In Darkness



A version of this review appeared in The Age, July 26, 2012.

A kind of proletarian answer to Schindler's List, this admirable German-Polish-Canadian co-production tells the true story of Leopold Socha (Robert Wieckiewicz), a Polish sewer worker who helped a group of Jews survive underground – literally – during the Second World War. It sounds like an uplifting subject, but the veteran Polish director Agnieszka Holland makes the most of an extended running time to ensure we get a full dose of pain and horror along the way.

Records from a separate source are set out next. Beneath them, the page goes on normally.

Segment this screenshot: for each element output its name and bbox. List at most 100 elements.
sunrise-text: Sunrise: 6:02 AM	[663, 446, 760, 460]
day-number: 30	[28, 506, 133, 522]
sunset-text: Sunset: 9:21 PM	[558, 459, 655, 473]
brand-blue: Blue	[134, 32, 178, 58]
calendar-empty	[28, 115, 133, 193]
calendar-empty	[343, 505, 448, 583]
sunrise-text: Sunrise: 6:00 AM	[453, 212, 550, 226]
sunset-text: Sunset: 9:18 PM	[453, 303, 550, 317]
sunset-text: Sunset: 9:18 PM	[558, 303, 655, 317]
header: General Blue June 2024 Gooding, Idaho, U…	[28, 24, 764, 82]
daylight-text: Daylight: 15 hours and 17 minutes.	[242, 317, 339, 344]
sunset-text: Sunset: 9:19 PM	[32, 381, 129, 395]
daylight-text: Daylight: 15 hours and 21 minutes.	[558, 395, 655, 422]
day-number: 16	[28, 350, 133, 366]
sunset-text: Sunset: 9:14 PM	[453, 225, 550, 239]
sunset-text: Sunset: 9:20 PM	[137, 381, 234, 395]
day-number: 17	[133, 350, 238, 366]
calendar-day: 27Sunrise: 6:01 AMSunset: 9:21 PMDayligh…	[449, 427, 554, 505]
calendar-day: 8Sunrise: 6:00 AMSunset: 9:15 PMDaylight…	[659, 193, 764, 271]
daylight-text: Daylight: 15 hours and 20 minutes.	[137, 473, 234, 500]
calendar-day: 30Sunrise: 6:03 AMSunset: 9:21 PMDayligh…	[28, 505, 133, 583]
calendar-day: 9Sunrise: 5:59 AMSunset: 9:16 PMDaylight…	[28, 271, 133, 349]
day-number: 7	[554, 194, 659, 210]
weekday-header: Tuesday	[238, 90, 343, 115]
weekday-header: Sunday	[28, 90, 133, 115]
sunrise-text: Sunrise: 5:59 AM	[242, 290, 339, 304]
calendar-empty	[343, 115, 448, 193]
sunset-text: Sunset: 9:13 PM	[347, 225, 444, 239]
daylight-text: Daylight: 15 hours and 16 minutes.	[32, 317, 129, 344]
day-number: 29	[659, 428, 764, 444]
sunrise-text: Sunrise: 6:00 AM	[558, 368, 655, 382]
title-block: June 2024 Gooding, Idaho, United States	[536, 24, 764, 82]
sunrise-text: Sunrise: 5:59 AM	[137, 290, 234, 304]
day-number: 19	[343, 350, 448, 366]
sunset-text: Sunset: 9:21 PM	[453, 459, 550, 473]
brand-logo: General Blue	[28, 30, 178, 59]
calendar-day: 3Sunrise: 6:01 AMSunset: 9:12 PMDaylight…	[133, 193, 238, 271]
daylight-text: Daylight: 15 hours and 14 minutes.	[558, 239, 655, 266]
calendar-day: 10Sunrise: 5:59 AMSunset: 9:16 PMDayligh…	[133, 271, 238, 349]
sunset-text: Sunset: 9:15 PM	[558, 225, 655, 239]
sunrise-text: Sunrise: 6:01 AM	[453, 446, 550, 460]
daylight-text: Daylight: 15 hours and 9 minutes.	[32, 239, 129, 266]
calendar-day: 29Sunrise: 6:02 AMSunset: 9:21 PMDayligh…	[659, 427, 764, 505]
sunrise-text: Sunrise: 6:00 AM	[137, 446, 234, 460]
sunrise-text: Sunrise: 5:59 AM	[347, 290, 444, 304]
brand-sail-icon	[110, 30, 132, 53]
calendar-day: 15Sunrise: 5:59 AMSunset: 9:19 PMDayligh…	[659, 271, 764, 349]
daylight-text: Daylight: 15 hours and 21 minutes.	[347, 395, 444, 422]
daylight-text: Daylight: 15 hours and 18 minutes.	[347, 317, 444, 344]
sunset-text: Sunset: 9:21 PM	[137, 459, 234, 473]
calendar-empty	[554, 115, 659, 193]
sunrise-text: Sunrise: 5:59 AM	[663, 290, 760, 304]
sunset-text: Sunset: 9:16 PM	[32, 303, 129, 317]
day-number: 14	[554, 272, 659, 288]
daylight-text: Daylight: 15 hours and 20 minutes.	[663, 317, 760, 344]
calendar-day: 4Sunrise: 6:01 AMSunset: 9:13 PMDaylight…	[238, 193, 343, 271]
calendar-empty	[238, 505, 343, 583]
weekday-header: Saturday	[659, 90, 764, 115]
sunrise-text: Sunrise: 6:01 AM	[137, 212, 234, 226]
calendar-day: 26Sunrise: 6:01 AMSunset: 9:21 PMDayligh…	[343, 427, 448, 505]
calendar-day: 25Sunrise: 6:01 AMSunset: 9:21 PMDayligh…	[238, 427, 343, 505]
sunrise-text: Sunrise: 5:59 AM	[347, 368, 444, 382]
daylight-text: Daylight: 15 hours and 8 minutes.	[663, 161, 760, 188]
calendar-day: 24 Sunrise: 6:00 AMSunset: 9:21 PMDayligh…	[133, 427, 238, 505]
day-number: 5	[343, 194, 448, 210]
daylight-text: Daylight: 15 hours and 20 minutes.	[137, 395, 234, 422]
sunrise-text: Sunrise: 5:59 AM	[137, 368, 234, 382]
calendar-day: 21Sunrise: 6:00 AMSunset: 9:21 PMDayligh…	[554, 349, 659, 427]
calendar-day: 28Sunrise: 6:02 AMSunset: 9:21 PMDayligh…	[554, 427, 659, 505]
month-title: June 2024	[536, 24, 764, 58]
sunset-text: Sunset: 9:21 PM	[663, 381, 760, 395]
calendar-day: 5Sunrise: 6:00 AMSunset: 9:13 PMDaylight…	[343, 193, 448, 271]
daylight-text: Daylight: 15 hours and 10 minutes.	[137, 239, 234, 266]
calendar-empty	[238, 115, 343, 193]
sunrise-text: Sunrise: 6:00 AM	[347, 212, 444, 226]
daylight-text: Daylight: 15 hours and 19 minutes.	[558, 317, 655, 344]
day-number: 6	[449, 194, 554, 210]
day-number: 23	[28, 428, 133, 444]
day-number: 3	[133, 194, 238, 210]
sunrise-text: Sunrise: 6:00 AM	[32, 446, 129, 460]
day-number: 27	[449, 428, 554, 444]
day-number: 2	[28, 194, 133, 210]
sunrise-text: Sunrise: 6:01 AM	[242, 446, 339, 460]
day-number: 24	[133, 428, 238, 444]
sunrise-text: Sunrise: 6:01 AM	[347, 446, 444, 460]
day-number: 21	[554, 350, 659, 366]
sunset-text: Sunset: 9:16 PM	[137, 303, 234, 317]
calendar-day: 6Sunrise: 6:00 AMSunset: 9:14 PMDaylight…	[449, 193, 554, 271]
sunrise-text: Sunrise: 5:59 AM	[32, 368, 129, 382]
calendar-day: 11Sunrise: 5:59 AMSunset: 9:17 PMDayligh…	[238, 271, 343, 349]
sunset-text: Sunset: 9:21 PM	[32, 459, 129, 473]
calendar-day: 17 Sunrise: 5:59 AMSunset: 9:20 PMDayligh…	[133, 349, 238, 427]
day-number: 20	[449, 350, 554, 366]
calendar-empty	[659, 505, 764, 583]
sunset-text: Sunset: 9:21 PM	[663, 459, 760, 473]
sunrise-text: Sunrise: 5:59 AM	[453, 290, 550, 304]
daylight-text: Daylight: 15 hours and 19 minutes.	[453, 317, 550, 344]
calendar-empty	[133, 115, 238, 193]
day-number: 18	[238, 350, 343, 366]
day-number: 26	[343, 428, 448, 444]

Like Roman Polanski, Holland belongs to a tradition of film realism that is less concerned with documentary truth than with leaving the strongest possible impression on the senses. The scene of flight into the sewers effectively uses handheld camerawork to plunge us into the midst of a chaotic nightmare. There's a grim beauty to many of the later images of scared faces staring out of the dark, accompanied by gurgling water and the scratching of rats.

The film does not entirely transcend dramatic formula: David F. Shamoon's script has its share of contrivances, and Michal Zurawski as a suspicious Ukranian official is essentially a cartoon villain. Still, Holland strives to avoid sentimentality for as long as she can. Like Polanski in The Pianist, she focuses firstly on the practical challenges of survival under extreme circumstances, secondly on the moral ironies that result. The Socha of the film is a reluctant hero, initially motivated by cash rather than fellow feeling; when he does have a change of heart, it comes at a terrible price.